Mit Revierförster Stefan Niefenthaler (links) und seinem Vorgänger Helmut Bäckert verbrachten Kinder erstmals seit vielen Jahren wieder erlebnisreiche Tage im Wald am Entegast. Foto: Ralph Lacher Foto: Markgräfler Tagblatt

„Ich werde mit meinen Eltern in Zukunft sicher mehr Ausflüge in den Wald unternehmen“, sagte der neunjährige Luca am Entegast.

Von Ralph Lacher

Schopfheim . Dort gestaltete der Schopfheimer Revierförster Stefan Niefenthaler mit knapp 20 Kindern erstmals seit vielen Jahren wieder eine Art von „Waldwoche“ im Rahmen des Kinderferienprogramms.

Unterstützung erhielt der aktuelle Revierförster von seinem Vorgänger Helmut Bäckert. „Wir haben vor rund 20 Jahren schon mal ähnliche Aktionen veranstaltet“, erzählten Niefenthaler und Bäckert.

Am ersten Vormittag ging es um die Nutzung des Waldes. Dabei konnten die Kinder über das Erfühlen der Rinde und genaues Betrachten der Bäume deren Namen

bestimmen, ehe sich Stefan Niefenthaler in die Holzmachermontur schwang und einen kleinen Baum fällte.

Der Förster zeigte anhand der Jahresringe das Alter und demonstrierte dann, was man aus Holz alles fertigen kann. Angeleitet von den beiden Forstleuten, bastelten die Kinder anschließend zwei Seifenkisten, in denen sich ein Teil der Kinder auf den Waldwegen von anderen Kindern vorwärts ziehen ließ. Dabei ging es, von den Forstleuten bewusst so gelenkt, auch zu Fichtenbeständen, die vom Borkenkäfer befallen sind.

Diese Schädlinge seien, so erzählten die Frostleute den Kindern, sehr gefräßig und gefährdeten die Fichte als wichtigen Baum des Waldes. Damit habe man zeigen wollen, dass der Wald ein ökologisches System des Werdens und Vergehens ist und nicht nur ein schöner Aufenthaltsort, erklärte Niefenthaler.

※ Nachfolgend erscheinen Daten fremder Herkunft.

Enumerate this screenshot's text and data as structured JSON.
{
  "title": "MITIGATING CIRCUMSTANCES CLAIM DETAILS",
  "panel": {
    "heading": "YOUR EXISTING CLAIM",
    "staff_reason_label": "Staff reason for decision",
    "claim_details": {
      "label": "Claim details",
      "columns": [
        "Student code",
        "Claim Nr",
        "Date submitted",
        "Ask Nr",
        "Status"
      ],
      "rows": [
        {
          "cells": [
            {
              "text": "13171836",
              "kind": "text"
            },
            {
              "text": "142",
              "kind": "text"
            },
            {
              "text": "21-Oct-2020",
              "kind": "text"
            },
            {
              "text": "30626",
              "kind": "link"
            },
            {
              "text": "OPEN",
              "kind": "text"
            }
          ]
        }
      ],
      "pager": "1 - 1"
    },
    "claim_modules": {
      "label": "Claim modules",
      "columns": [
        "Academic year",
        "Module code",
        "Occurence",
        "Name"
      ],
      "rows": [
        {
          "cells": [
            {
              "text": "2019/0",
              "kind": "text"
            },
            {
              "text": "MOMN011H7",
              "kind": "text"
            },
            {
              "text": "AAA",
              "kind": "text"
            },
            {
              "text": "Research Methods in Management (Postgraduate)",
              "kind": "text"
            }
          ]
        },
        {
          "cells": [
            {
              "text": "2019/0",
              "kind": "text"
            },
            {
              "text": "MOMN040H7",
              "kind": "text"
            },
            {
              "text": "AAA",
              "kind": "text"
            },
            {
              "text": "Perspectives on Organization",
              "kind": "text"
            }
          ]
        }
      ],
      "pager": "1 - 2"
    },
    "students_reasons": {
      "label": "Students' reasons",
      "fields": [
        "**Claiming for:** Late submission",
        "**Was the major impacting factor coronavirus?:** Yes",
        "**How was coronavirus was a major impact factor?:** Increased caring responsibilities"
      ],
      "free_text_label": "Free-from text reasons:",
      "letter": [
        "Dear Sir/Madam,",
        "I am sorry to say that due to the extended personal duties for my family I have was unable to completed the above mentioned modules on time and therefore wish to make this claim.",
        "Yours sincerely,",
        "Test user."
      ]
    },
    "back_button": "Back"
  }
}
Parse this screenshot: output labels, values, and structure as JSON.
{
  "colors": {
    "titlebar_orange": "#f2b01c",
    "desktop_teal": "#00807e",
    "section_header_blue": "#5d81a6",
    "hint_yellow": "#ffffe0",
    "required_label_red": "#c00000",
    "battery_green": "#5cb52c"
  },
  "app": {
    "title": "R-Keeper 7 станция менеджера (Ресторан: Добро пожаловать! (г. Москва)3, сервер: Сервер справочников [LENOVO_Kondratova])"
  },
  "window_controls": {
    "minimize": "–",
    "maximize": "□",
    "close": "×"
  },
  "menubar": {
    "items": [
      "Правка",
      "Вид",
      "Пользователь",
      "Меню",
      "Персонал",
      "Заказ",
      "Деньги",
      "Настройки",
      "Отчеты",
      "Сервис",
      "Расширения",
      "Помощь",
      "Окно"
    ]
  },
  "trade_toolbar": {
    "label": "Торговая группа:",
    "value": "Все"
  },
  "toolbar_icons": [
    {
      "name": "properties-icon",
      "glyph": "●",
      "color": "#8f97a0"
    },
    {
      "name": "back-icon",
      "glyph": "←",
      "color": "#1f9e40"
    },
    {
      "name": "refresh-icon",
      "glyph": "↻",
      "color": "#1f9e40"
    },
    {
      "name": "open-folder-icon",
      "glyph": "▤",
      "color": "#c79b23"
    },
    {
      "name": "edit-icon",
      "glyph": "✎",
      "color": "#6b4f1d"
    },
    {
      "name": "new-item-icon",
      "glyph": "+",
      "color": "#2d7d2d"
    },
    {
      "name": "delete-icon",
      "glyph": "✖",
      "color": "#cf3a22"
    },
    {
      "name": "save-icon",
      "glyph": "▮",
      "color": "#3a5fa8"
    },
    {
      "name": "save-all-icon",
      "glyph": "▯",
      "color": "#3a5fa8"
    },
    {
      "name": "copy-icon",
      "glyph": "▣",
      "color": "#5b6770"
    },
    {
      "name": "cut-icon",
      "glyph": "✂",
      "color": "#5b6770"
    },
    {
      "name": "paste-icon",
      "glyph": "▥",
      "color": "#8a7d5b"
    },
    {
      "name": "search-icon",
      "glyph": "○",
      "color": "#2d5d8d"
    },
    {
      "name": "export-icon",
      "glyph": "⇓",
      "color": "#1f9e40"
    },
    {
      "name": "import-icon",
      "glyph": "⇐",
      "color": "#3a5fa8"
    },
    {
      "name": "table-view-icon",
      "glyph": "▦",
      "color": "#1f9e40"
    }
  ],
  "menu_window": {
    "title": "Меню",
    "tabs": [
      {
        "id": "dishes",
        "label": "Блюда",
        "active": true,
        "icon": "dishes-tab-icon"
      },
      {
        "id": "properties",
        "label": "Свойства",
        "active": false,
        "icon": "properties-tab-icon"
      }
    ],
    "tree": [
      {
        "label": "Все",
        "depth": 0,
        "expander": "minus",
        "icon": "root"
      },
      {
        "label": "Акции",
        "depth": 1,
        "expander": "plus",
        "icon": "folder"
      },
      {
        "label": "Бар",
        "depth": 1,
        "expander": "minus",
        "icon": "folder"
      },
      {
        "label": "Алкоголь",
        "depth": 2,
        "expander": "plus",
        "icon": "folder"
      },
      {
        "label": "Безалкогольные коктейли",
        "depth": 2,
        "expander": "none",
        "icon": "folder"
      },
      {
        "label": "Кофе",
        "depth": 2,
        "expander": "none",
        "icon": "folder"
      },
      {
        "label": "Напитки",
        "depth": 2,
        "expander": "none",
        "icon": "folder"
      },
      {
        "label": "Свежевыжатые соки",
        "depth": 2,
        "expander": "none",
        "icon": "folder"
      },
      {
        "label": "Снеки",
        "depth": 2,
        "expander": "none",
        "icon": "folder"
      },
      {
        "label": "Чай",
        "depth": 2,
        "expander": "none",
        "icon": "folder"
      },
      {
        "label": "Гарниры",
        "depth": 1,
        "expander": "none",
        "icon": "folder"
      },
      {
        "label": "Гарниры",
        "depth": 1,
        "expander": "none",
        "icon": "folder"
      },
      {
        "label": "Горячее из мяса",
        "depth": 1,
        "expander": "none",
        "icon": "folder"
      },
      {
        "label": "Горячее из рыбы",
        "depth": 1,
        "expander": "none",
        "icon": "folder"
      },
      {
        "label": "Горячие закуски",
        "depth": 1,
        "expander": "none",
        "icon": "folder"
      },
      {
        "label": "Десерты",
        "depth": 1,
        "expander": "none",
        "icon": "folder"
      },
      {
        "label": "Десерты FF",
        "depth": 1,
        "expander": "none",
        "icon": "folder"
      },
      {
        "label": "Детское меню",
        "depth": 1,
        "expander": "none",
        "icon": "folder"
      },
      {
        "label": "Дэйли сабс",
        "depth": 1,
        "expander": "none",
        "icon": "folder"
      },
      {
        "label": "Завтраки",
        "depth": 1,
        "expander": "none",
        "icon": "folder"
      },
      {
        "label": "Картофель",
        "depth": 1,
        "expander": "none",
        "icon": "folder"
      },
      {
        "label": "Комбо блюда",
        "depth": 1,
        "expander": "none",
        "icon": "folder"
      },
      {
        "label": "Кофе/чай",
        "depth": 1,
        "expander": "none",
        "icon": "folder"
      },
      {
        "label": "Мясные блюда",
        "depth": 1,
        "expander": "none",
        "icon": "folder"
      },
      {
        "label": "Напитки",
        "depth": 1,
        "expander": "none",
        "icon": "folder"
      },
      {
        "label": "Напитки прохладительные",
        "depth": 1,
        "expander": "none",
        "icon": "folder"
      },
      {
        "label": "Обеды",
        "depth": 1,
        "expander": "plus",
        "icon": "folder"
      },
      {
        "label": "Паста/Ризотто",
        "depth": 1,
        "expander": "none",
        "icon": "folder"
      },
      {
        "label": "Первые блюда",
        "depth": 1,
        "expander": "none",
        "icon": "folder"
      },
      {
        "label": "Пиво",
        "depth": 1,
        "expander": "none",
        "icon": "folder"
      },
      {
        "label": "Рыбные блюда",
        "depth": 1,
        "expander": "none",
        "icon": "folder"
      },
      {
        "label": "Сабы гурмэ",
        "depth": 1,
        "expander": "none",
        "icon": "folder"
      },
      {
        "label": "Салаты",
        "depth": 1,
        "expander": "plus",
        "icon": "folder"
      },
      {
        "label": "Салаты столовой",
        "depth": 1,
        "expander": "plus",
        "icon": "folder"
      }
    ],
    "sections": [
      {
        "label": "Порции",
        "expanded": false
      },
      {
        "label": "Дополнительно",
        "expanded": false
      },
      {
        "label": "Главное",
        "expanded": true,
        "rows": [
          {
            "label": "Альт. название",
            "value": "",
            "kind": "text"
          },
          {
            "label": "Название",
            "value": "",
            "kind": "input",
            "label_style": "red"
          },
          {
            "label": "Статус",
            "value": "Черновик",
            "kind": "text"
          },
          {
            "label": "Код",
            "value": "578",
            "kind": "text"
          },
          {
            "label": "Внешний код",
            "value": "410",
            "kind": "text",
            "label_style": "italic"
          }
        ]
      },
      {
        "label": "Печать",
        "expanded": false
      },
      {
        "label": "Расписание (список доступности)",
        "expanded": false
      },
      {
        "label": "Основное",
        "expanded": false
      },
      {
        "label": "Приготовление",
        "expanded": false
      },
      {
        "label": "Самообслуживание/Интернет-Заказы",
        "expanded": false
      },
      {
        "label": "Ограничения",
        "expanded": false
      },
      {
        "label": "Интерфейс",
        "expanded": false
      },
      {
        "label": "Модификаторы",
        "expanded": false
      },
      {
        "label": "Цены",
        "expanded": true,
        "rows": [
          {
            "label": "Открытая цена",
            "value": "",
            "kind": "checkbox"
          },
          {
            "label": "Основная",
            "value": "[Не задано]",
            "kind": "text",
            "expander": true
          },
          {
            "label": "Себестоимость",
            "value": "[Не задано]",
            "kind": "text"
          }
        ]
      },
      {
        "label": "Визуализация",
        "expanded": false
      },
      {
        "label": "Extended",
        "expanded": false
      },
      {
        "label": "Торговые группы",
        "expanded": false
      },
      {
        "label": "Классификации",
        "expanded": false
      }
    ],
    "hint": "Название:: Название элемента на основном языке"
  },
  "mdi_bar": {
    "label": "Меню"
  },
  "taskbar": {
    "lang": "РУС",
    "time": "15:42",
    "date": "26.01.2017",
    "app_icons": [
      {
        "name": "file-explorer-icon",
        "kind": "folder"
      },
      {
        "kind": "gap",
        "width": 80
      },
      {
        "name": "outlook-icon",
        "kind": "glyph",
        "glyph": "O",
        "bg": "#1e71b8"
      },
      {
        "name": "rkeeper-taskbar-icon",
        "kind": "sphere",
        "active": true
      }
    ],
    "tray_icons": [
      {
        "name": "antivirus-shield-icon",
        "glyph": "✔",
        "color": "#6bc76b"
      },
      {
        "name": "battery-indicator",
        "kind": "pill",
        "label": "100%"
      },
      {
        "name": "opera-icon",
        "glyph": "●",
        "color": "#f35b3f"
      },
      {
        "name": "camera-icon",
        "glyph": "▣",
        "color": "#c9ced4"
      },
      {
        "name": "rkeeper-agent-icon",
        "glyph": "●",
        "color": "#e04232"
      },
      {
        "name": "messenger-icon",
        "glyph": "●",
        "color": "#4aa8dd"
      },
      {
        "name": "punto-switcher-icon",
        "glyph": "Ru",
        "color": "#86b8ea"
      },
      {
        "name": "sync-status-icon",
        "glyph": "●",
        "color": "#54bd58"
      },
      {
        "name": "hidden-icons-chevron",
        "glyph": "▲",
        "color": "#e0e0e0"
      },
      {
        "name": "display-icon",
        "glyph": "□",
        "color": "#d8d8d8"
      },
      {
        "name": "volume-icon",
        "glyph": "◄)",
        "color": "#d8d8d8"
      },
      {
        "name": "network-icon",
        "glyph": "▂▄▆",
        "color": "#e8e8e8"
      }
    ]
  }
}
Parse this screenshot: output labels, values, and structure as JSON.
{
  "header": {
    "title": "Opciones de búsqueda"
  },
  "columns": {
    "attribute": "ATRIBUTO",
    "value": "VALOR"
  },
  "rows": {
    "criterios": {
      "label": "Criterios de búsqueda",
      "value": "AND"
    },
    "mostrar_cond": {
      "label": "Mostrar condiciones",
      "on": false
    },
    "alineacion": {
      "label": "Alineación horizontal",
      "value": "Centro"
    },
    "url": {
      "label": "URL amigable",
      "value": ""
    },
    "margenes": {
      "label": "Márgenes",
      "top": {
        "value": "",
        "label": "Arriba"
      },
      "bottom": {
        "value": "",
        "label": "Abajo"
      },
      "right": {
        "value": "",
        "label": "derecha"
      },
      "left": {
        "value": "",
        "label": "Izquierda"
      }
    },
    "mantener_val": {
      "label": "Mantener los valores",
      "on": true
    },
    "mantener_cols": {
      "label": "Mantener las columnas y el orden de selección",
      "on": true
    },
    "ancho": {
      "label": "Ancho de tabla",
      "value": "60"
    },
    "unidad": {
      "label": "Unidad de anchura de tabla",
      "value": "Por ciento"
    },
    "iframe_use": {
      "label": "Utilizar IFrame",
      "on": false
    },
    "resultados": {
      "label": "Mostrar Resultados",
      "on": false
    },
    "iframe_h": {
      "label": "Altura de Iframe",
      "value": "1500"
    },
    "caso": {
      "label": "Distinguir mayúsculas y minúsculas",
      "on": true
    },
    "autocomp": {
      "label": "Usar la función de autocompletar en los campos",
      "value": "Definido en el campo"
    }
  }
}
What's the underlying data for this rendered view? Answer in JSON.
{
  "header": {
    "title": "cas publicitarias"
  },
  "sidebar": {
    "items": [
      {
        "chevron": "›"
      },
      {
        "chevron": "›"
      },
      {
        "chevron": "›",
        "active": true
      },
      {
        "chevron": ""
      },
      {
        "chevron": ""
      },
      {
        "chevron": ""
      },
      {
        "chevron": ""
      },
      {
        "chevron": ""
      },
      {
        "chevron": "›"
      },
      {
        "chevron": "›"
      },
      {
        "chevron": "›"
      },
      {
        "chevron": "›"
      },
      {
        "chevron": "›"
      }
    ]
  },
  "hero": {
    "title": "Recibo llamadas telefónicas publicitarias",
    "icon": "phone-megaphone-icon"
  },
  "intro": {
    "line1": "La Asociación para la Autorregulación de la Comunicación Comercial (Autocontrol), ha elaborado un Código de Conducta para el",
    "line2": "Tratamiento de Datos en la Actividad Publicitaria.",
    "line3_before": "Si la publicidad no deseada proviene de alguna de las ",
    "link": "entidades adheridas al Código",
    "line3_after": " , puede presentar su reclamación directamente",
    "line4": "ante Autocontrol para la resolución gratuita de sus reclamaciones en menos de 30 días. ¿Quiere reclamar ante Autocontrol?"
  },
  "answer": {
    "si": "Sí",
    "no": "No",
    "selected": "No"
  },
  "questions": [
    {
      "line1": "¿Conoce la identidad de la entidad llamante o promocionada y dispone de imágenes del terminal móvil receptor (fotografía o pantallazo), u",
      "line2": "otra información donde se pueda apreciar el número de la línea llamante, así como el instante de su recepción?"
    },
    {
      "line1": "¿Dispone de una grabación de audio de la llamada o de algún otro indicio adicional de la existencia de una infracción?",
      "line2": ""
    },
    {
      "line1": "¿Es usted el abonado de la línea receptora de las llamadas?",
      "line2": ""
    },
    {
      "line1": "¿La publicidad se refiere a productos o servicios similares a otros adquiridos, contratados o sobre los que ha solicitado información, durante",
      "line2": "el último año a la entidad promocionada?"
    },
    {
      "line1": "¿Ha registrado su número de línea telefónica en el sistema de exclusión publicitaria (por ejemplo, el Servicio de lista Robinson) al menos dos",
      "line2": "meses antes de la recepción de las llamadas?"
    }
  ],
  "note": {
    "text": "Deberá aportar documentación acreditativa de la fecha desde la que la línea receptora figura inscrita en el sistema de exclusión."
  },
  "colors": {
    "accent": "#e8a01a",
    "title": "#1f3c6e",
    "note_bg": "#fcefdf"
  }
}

Am folgenden Tag, an dem es um die tierischen Bewohner des Waldes ging, war vom Förster-Duo und den Kindern Improvisation gefragt. In einer Schutzhütte zeigten Niefenthaler und Bäckert Felle und Tierpräparate. Die Gewässer-Güte-Bestimmung an der Wiese fiel dagegen im wahrsten Wortsinne ins Wasser.

Den Abschluss der Waldwoche bildete die „Waldolympiade“, bei der die Kinder viel Freiraum fürs Spielen in der Natur hatten. „Macht das bitte nächstes Jahr wieder“, sagte dann beim Abschied der kleine Luca zu den beiden Forstleuten – und stieß damit auf offene Ohren.